Satellite Drag Model for Near Real Time Operation

Period of Performance: 06/07/2012 - 06/15/2013

$100K

Phase 1 STTR

Recipient Firm

Michigan Aerospace Corp.
1777 Highland Drive Suite B
Ann Arbor, MI 48108
Principal Investigator
Firm POC

Research Institution

University of Michigan
3003 South State Street
Ann Arbor, MI 48109
Institution POC

Abstract

ABSTRACT: Michigan Aerospace Corporation, in cooperation with the University of Michigan s Department of Atmospheric, Oceanic, and Space Sciences, will refine existing upper atmospheric models and apply them to the problem of predicting satellite drag. The primary goal of this Phase 1 project is to run a fully validated version of University of Michigan s Global Ionosphere Thermosphere Model (GITM) in a near real-time setting, driven by a real-time version of the Assimilative Mapping of Ionospheric Electrodynamics (AMIE) technique, allowing the most accurate specification of the high-latitude electric fields and particle precipitation possible. Real time measurements of solar X-Rays will be utilized to help specify the solar irradiance. Validation will be conducted by running AMIE and GITM for 2001-2006, which are part of the CHAMP and GRACE satellite mission time-frame, allowing statistical comparisons to be made. Further, the possibility of running an ensemble of simulations will be explored, allowing for uncertainty and variability in the drivers to be accounted for. This work will be applied to the problem of atmospheric drag and its effect on satellite orbital elements.
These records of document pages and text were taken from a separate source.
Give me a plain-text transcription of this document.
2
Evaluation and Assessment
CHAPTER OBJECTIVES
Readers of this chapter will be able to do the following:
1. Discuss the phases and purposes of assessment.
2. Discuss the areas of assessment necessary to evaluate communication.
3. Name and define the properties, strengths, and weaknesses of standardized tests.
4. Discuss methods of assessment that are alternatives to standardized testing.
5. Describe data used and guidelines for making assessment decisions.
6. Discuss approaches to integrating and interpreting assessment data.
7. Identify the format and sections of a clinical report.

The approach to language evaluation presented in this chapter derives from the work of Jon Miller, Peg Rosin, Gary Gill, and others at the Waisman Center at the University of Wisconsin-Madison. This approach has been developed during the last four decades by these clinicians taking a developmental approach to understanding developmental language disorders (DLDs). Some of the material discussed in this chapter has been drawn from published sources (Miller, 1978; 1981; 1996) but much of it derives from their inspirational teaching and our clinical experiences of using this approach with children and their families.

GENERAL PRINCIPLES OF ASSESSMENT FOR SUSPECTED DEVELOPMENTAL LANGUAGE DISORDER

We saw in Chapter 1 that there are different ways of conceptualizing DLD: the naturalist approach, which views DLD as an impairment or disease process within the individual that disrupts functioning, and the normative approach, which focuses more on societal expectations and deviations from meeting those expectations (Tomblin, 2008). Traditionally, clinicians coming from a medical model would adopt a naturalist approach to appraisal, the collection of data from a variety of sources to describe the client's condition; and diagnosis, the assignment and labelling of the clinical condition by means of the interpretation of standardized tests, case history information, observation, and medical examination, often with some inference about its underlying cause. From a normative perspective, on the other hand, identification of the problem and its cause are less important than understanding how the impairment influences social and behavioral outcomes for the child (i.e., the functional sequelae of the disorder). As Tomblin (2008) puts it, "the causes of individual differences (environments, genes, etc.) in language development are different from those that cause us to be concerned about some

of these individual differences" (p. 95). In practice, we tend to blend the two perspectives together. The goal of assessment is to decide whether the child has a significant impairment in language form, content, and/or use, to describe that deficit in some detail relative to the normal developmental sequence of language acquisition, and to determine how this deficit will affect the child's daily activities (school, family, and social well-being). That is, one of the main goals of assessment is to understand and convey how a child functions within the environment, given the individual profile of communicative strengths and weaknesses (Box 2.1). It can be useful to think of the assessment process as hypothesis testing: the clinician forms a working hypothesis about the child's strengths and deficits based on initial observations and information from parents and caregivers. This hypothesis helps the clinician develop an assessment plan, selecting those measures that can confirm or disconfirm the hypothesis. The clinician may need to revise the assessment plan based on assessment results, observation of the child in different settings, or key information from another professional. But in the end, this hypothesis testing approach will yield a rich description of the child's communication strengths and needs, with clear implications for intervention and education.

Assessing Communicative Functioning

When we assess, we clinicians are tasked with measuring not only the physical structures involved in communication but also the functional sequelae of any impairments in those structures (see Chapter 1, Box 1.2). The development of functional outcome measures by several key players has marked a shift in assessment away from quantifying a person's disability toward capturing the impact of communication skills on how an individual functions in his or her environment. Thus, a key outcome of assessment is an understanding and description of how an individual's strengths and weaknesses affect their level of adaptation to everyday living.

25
BENEFIT: The technology resulting from the successful conclusion of this STTR project will assist the Air Force with an improved model of upper atmospheric effects on satellites, allowing a more accurate ephemeris of orbiting objects in the Air Force s space catalog. This will be of help to all the branches of the military, which have elements that depend on accurate knowledge of satellite positions and passages. Also, the Air Force and NASA both have an interest in knowing with as much accuracy as possible the paths of orbiting satellites to predict possible conflicts well in advance and to forecast orbital decay as accurately as possible, amongst other concerns with satellites and orbital debris.